Chris Debenham - RSD Engineer
2007-Jul-25 00:52 UTC
[dtrace-discuss] proc:::exit not firing
I have a funny issue whereby when a application exits the proc:::exit probe doesn''t seem to be firing. A customer has written a dtrace script that outputs some info whenever proc:::exit fires but on occasion (random, no pattern in behaviour) dtrace exits without outputting the data. They are running dtrace via ''dtrace -s exit_trace.d -p <pid>'' Can anyone think of any reason this should be so? From my reading of various documents, solaris internals and other spots it appears that proc:::exit should ALWAYS be fired regardless of how the process ends.
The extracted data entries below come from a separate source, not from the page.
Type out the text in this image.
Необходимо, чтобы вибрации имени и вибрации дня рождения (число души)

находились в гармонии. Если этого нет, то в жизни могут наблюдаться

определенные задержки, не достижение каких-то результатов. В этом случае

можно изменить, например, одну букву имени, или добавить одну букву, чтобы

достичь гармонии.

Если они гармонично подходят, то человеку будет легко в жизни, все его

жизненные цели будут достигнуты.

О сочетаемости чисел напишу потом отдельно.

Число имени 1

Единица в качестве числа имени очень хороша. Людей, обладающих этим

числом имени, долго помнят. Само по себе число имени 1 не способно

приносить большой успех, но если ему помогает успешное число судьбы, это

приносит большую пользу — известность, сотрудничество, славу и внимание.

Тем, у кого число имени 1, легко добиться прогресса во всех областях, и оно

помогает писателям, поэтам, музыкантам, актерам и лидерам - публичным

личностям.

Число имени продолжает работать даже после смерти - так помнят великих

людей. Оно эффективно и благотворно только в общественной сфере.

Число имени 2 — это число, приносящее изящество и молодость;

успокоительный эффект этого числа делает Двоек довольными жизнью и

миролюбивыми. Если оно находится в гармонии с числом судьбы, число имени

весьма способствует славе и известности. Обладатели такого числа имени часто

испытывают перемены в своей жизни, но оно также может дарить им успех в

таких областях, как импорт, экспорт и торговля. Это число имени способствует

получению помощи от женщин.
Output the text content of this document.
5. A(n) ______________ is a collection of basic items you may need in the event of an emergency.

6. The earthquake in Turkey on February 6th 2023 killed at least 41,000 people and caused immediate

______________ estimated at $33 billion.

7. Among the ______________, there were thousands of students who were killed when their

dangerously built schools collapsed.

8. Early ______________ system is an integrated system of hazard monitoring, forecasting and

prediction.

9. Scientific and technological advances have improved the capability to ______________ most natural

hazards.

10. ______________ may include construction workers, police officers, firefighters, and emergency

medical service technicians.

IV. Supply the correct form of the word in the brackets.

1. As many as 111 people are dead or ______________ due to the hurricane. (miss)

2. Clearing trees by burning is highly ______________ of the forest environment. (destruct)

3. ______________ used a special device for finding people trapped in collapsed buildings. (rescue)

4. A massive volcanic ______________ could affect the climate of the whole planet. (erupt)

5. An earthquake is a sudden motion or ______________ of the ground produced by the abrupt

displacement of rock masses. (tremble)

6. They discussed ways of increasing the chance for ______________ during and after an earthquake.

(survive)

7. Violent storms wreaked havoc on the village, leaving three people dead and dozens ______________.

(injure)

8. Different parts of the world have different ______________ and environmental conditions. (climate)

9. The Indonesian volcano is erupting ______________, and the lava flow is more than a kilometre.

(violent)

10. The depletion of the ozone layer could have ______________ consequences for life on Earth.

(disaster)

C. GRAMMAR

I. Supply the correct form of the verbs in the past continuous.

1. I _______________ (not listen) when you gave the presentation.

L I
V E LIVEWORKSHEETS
Thanks Chris Debenham The script they are using is as follows: --- begin script --- proc:::signal-send /args[1]->pr_pid == $target/ { last_signal = args[2]; last_signal_sender_pid = pid; last_signal_sender_name = execname; } proc:::exit /pid == $target && args[0] == CLD_EXITED/ { printf( "%Y normal exit.", walltimestamp ); ustack(); } proc:::exit /pid == $target && args[0] == CLD_KILLED/ { printf( "%Y exited by signal. signal=%d, sent by=%s (%d)", walltimestamp, last_signal, last_signal_sender_name, last_signal_sender_pid ); } proc:::exit /pid == $target && args[0] == CLD_DUMPED/ { printf( "%Y core dump", walltimestamp ); ustack(); } proc:::exit /pid == $target && args[0] != CLD_EXITED && args[0] != CLD_KILLED && args[0] != CLD_CONTINUED && args[0] != CLD_DUMPED/ { printf( "%Y stop or cont. status = %d", walltimestamp, args[0] ); } --- end script --- -- ------------------------------------------------------------------------------- ,-_|\ TSC Engineer E-mail : debenham at sun.com / \ Sun Microsystems Australia Pty Ltd. Direct : +61 (2) 9844 5188 \_,-\_* 828 Pacific Highway Phone : +61 (2) 9844 5000 v Gordon, N.S.W. 2072 Fax : +61 (2) 9844 5189 Mobile : +61 (40) 9844 514 ------------------------------------------------------------------------------- Don''t Worry About Life; You''re Not Going To Survive It, Anyway.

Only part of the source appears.